Rep: C20/ Red: M Akbar
Komisi Pemberantasan Korupsi (KPK).
Foto: Republika/Wihdan H
Komisi Pemberantasan Korupsi (KPK).

REPUBLIKA.CO.ID, JAKARTA -- Peneliti Indonesia Corruption Watch  (ICW) Wana Alamsyah menduga penurunan kinerja penyidikan Komisi Pemberantasan Korupsi (KPK) dikarenakan serangan balik yang sangat gencar dari lembaga penegak hukum lain. Serangan tersebut antara lain kriminalisasi pimpinan dan penyidik, praperadilan, teror dan rencana revisi UU KPK.

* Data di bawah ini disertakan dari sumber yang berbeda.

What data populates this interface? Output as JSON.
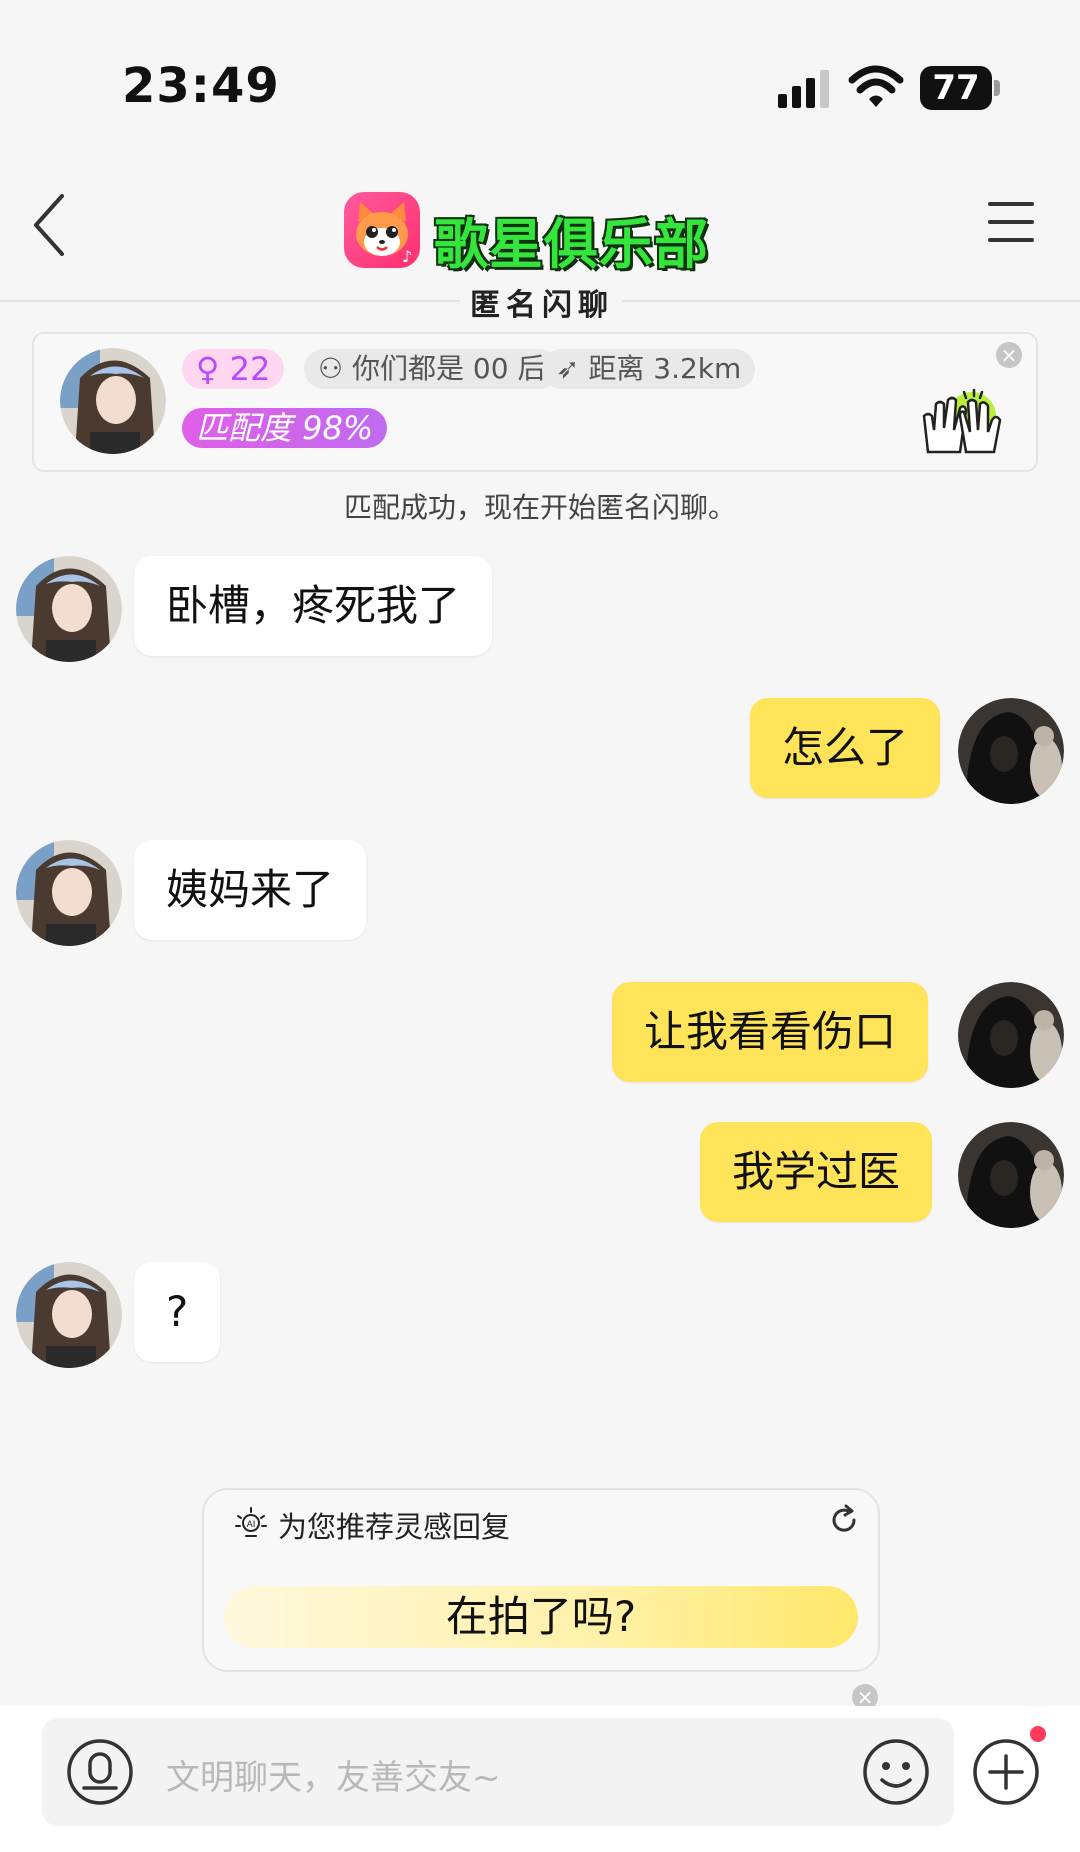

"Serangan balik ini telah mengubah konstelasi, psikologi dan motivasi seluruh jajaran KPK sehingga berdampak terhadap kemampuan penyidikannya," kata Wana saat jumpa pers di Cikini, Jakarta Pusat, Senin (14/9).

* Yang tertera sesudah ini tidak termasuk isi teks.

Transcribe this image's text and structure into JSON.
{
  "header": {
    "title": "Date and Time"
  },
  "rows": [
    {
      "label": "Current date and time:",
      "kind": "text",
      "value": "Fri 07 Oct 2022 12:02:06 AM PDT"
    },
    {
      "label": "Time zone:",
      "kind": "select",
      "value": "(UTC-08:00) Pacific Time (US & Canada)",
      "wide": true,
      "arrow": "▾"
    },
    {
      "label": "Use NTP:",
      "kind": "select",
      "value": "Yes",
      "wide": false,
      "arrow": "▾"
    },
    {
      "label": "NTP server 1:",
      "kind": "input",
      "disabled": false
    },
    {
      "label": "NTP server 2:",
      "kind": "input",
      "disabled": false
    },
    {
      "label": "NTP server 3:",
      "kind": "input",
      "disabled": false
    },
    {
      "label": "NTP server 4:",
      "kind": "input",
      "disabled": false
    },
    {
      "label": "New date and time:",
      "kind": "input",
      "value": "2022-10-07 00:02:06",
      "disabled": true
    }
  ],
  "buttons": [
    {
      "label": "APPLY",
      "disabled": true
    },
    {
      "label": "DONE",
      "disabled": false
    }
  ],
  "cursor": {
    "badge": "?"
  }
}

Wana juga melihat ada faktor lain yang jadi penyebab menurunnya penyidikan kasus di KPK. Salah satunya yakni tidak adanya dukungan politik kepada KPK, baik dari pemerintah maupun parlemen.

"Selain serangan, dukungan politik berupa perlindungan politik bagi KPK dari Presiden dan kelompok politik yang ada juga belum memadai," ujar Wana.

Sementara itu, Koordinator Divisi Monitoring Pelayanan Publik ICW Febri Hendri mengatakan berdasarkan data yang diolah ICW yang bersumber dari Laporan Hasil Pemeriksaan (LHP) BPK periode 2003–2014, ditemukan adanya 442 temuan yang memiliki unsur pidana korupsi senilai Rp 43,8 triliun. BPK telah menyampaikan sebanyak 227 surat dari total temuan itu.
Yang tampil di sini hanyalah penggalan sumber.